The Real Reason Missouri Distributed So Few Free Meals To Kids

The U.S. Census Bureau reports that in 2020, the number of children living in poverty rose to 16% nationwide. In order to ease the cost-of-living burden, many schools offer programs for free or reduced cost meals to students who live in lower income households. The COVID-19 pandemic, coupled with rising food costs due to inflation, increased poverty rates globally, according to World Bank Blogs. Families who may have already been struggling with food insecurity are now facing even more challenges and could struggle more with attempts to recover financially.

At the start of the COVID-19 lockdown in March 2020, federal waivers began allowing schools to offer free meals to students without applications, reports the School Nutrition Association.
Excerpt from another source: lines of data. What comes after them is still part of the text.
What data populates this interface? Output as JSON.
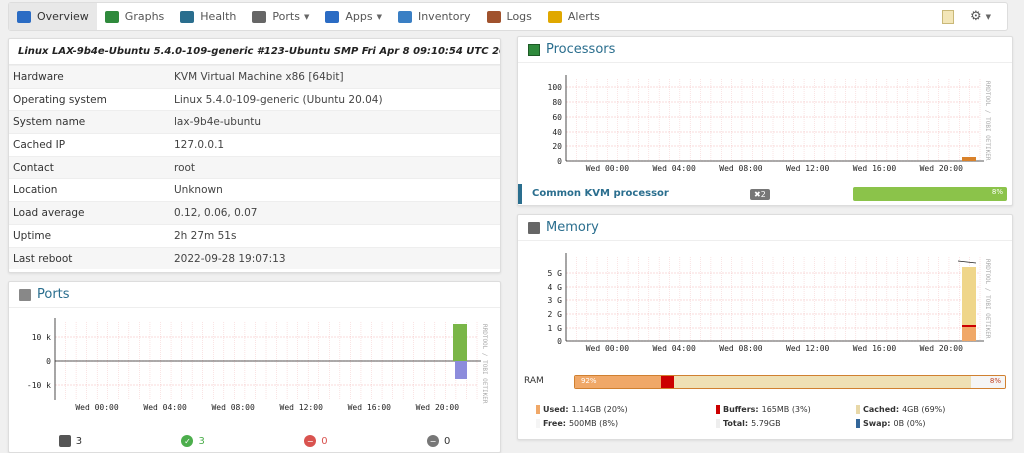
{
  "nav": {
    "items": [
      {
        "label": "Overview",
        "icon": "overview-icon",
        "color": "#2b6cc4",
        "active": true
      },
      {
        "label": "Graphs",
        "icon": "graphs-icon",
        "color": "#2f8a3c"
      },
      {
        "label": "Health",
        "icon": "health-icon",
        "color": "#2a6e8e"
      },
      {
        "label": "Ports",
        "icon": "ports-icon",
        "color": "#666666",
        "caret": true
      },
      {
        "label": "Apps",
        "icon": "apps-icon",
        "color": "#2b6cc4",
        "caret": true
      },
      {
        "label": "Inventory",
        "icon": "inventory-icon",
        "color": "#3a7fc4"
      },
      {
        "label": "Logs",
        "icon": "logs-icon",
        "color": "#a0522d"
      },
      {
        "label": "Alerts",
        "icon": "alerts-icon",
        "color": "#e0a800"
      }
    ]
  },
  "overview": {
    "os_line": "Linux LAX-9b4e-Ubuntu 5.4.0-109-generic #123-Ubuntu SMP Fri Apr 8 09:10:54 UTC 2022 x86_64",
    "rows": [
      {
        "key": "Hardware",
        "value": "KVM Virtual Machine x86 [64bit]"
      },
      {
        "key": "Operating system",
        "value": "Linux 5.4.0-109-generic (Ubuntu 20.04)"
      },
      {
        "key": "System name",
        "value": "lax-9b4e-ubuntu"
      },
      {
        "key": "Cached IP",
        "value": "127.0.0.1"
      },
      {
        "key": "Contact",
        "value": "root"
      },
      {
        "key": "Location",
        "value": "Unknown"
      },
      {
        "key": "Load average",
        "value": "0.12, 0.06, 0.07"
      },
      {
        "key": "Uptime",
        "value": "2h 27m 51s"
      },
      {
        "key": "Last reboot",
        "value": "2022-09-28 19:07:13"
      }
    ]
  },
  "ports": {
    "title": "Ports",
    "graph": {
      "y_ticks": [
        "10 k",
        "0",
        "-10 k"
      ],
      "x_ticks": [
        "Wed 00:00",
        "Wed 04:00",
        "Wed 08:00",
        "Wed 12:00",
        "Wed 16:00",
        "Wed 20:00"
      ],
      "watermark": "RRDTOOL / TOBI OETIKER"
    },
    "counts": [
      {
        "icon": "port-icon",
        "value": "3",
        "color": "#555555"
      },
      {
        "icon": "port-up-icon",
        "value": "3",
        "color": "#4cae4c"
      },
      {
        "icon": "port-down-icon",
        "value": "0",
        "color": "#d9534f"
      },
      {
        "icon": "port-disabled-icon",
        "value": "0",
        "color": "#777777"
      }
    ]
  },
  "processors": {
    "title": "Processors",
    "graph": {
      "y_ticks": [
        "100",
        "80",
        "60",
        "40",
        "20",
        "0"
      ],
      "x_ticks": [
        "Wed 00:00",
        "Wed 04:00",
        "Wed 08:00",
        "Wed 12:00",
        "Wed 16:00",
        "Wed 20:00"
      ],
      "watermark": "RRDTOOL / TOBI OETIKER"
    },
    "row": {
      "name": "Common KVM processor",
      "count": "✖2",
      "percent_label": "8%",
      "percent": 8
    }
  },
  "memory": {
    "title": "Memory",
    "graph": {
      "y_ticks": [
        "5 G",
        "4 G",
        "3 G",
        "2 G",
        "1 G",
        "0"
      ],
      "x_ticks": [
        "Wed 00:00",
        "Wed 04:00",
        "Wed 08:00",
        "Wed 12:00",
        "Wed 16:00",
        "Wed 20:00"
      ],
      "watermark": "RRDTOOL / TOBI OETIKER"
    },
    "ram": {
      "label": "RAM",
      "used_label": "92%",
      "free_label": "8%",
      "used_percent": 20,
      "buffers_percent": 3,
      "cached_percent": 69,
      "free_percent": 8
    },
    "legend": [
      {
        "label": "Used:",
        "value": "1.14GB (20%)",
        "color": "#f0a868"
      },
      {
        "label": "Buffers:",
        "value": "165MB (3%)",
        "color": "#cc0000"
      },
      {
        "label": "Cached:",
        "value": "4GB (69%)",
        "color": "#e8d8a8"
      },
      {
        "label": "Free:",
        "value": "500MB (8%)",
        "color": "#f5f5f5"
      },
      {
        "label": "Total:",
        "value": "5.79GB",
        "color": "#eeeeee"
      },
      {
        "label": "Swap:",
        "value": "0B (0%)",
        "color": "#336699"
      }
    ]
  }
}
For children participating in remote learning, parents were able to pick up lunches from the school and bring them home to feed their children. Unfortunately, one state has seen a significant decrease in the number of meals distributed to students during the summer.

Tighter meal restrictions without the waiver

Out of all 50 states, Missouri was the only one that did not opt in to a waiver for grab-and-go meals, reports NBC News. The waiver would have allowed for parents to pick up meal kits for qualifying school-age children. Instead, children are required to eat on-site during limited hours. Despite having food available to distribute, if parents show up without their children and try to take meal kits to go, they will be turned away.

In some areas of Missouri, as high as 97% fewer meals were distributed as compared to last summer, NBC News states, despite over half of all students in those areas qualifying for free or reduced-cost meals. Children of working parents may not be able to attend the specified meal hours, or may struggle with transportation, creating difficulties for meeting the requirements to get free meals in the summer.

Missouri's Governor Mike Parson began shifting the state away from emergency response legislation in April, after declaring an end to the state's public health crisis, according to a press release. The decision to return to pre-pandemic procedures may have played into the governor's decision not to opt in for the waiver.